- Born: July 5, 1930 (age 95) Amqui, Quebec
- Occupations: academic, civil servant, and businessman
- Awards: Order of Canada National Order of Quebec

= Charles Beaulieu =

Canadian academic

Charles E. Beaulieu, (born July 5, 1930) is a Canadian academic, civil servant, and businessman.

Born in Amqui, Quebec, he received a Bachelor of Arts in 1951, a Bachelor of Science in 1956, and a Ph.D. in 1960 from Université Laval.

From 1961 to 1968, he was a Professor of Metallurgy at Université Laval and was Head of the Department of Mining and Metallurgy from 1966 to 1969. From 1969 to 1970, he was the first Director of the Université du Québec à Rimouski. From 1970 to 1976, he was the founding Director of the National Institute of Science Research at the Université du Québec and served as Vice-President Education and Research from 1976 to 1979.
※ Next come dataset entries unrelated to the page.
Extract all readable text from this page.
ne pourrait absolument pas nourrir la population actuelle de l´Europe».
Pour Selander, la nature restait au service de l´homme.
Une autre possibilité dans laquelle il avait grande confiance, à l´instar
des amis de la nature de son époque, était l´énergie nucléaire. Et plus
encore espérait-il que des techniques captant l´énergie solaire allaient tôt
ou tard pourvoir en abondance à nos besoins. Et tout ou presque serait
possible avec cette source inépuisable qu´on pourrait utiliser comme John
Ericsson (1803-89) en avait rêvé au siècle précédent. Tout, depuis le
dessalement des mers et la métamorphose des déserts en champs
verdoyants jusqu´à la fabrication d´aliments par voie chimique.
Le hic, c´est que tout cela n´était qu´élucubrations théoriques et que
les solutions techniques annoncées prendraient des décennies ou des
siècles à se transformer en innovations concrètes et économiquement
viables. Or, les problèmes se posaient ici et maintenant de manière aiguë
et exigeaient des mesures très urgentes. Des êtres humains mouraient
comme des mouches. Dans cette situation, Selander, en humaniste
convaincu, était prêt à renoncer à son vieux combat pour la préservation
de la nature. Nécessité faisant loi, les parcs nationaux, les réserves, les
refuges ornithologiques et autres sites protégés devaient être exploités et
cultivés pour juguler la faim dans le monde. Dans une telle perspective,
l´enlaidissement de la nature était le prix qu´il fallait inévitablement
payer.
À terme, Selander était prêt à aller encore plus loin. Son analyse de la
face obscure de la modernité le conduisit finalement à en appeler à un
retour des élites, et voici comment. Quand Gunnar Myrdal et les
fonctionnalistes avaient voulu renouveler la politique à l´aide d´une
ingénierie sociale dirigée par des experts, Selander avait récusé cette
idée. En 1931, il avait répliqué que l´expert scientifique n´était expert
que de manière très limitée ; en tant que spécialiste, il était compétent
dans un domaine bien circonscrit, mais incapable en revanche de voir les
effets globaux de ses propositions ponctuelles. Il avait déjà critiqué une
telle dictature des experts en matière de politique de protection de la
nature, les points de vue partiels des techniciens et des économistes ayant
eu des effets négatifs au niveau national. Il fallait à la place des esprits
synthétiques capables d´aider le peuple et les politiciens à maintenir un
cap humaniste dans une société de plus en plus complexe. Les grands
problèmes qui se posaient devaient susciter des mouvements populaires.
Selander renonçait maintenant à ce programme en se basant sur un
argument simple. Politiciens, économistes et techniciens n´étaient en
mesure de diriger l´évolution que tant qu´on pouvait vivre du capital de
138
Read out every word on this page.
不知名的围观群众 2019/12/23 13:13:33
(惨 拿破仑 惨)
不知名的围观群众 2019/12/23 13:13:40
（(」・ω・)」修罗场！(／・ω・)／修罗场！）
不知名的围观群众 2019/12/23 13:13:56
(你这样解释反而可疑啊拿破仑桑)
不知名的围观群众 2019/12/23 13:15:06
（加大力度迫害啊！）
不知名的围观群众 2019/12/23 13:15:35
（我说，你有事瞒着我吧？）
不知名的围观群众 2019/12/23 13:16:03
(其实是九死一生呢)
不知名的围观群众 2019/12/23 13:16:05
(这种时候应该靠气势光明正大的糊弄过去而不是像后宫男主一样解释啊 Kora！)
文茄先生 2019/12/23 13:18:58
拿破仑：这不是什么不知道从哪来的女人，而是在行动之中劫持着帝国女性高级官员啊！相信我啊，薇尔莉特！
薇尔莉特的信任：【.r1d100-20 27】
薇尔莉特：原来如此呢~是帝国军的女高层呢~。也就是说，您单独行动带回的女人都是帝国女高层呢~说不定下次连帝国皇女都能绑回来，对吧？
In 1979, he joined the Quebec civil service and became Deputy Minister (Mines) for the Department of Energy and Resources. In 1982, he was Deputy Minister in the Department of Industry and Commerce. From 1988 to 1994, he was Chairman and CEO of the National Optics Institute, a private non-profit organization specializing in business applications for optics and photonics. In 1995, he was appointed Chairman and President of the mining company, Sidbec-Normines.

In 1996, he was made an Officer of the Order of Canada for being "one of our country's most respected figures". In 1998, he was made a Knight of the National Order of Quebec.